PURPOSE: The impact of oronasal and nasal masks on the quality of nocturnal non-invasive ventilation (NIV) needs to be clarified. This trial was designed to compare the impact of oronasal and nasal masks on the objective quality and subjective acceptance of nocturnal NIV in COPD-patients. PATIENTS AND METHODS: In a randomized crossover trial, 30 COPD-patients with well-established high-intensity NIV (mean inspiratory/expiratory positive airway pressure 26±3/5±1 cmH2O, mean respiratory back-up rate 17±1/min) were ventilated for two consecutive nights on oronasal and nasal masks, respectively. RESULTS: Full polysomnography, nocturnal blood gas measurements, and subjective assessments were performed. There was a tendency towards improved sleep efficiency (primary outcome) when an oronasal mask was worn (+9.9%; 95% CI:-0.2%-20.0%; P=0.054). Sleep stages 3/4 were favored by the oronasal mask (+12.7%; 95% CI: 6.0%-19.3%; P=<0.001). Subjective assessments were comparable with the exception of items related to leakage (P<0.05 in favor of nasal masks). The mean transcutaneous PCO2 value for oronasal masks (47.7±7.4 mmHg) was comparable to that of nasal masks (48.9±6.6 mmHg) (P=0.11).
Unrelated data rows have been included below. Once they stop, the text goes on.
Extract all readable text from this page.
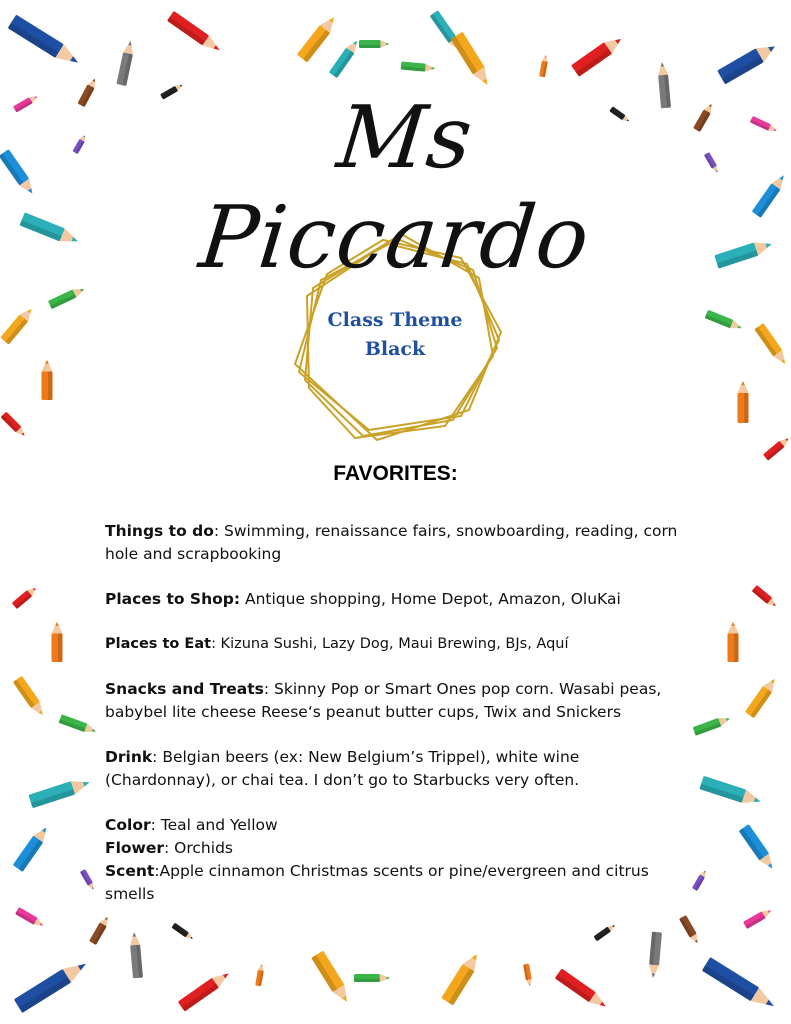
Ms Piccardo
Class Theme
Black
FAVORITES:

Things to do: Swimming, renaissance fairs, snowboarding, reading, corn hole and scrapbooking

Places to Shop: Antique shopping, Home Depot, Amazon, OluKai

Places to Eat: Kizuna Sushi, Lazy Dog, Maui Brewing, BJs, Aquí

Snacks and Treats: Skinny Pop or Smart Ones pop corn. Wasabi peas, babybel lite cheese Reese‘s peanut butter cups, Twix and Snickers

Drink: Belgian beers (ex: New Belgium’s Trippel), white wine (Chardonnay), or chai tea. I don’t go to Starbucks very often.

Color: Teal and Yellow

Flower: Orchids

Scent:Apple cinnamon Christmas scents or pine/evergreen and citrus smells
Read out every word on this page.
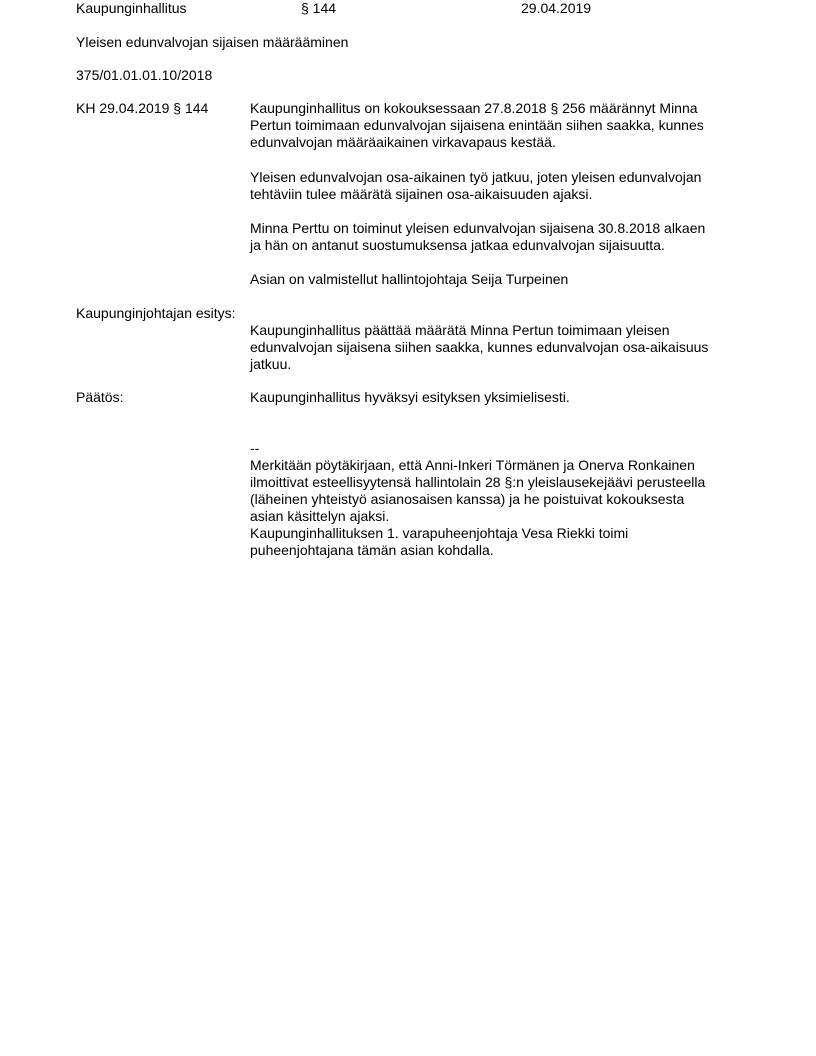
Kaupunginhallitus	§ 144	29.04.2019
Yleisen edunvalvojan sijaisen määrääminen
375/01.01.01.10/2018
KH 29.04.2019 § 144	Kaupunginhallitus on kokouksessaan 27.8.2018 § 256 määrännyt Minna
Pertun toimimaan edunvalvojan sijaisena enintään siihen saakka, kunnes
edunvalvojan määräaikainen virkavapaus kestää.
Yleisen edunvalvojan osa-aikainen työ jatkuu, joten yleisen edunvalvojan
tehtäviin tulee määrätä sijainen osa-aikaisuuden ajaksi.
Minna Perttu on toiminut yleisen edunvalvojan sijaisena 30.8.2018 alkaen
ja hän on antanut suostumuksensa jatkaa edunvalvojan sijaisuutta.
Asian on valmistellut hallintojohtaja Seija Turpeinen
Kaupunginjohtajan esitys:
Kaupunginhallitus päättää määrätä Minna Pertun toimimaan yleisen
edunvalvojan sijaisena siihen saakka, kunnes edunvalvojan osa-aikaisuus
jatkuu.
Päätös:	Kaupunginhallitus hyväksyi esityksen yksimielisesti.
--
Merkitään pöytäkirjaan, että Anni-Inkeri Törmänen ja Onerva Ronkainen
ilmoittivat esteellisyytensä hallintolain 28 §:n yleislausekejäävi perusteella
(läheinen yhteistyö asianosaisen kanssa) ja he poistuivat kokouksesta
asian käsittelyn ajaksi.
Kaupunginhallituksen 1. varapuheenjohtaja Vesa Riekki toimi
puheenjohtajana tämän asian kohdalla.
There was considerable diversity amongst individual patients in terms of sleep quality and gas exchange following mask exchange. Subjective mask preference was not associated with sleep quality, but with nocturnal dyspnea. Over 40% of patients subsequently switched to the mask that they were not previously accustomed to. CONCLUSION: In general, oronasal and nasal masks are each similarly capable of successfully delivering NIV in COPD-patients. However, the individual response to different interfaces is extremely heterogeneous, while subjective mask preference is independent from objective measures, but associated with dyspnea. TRIAL REGISTRATION: German Clinical Trials Registry (DRKS00007741).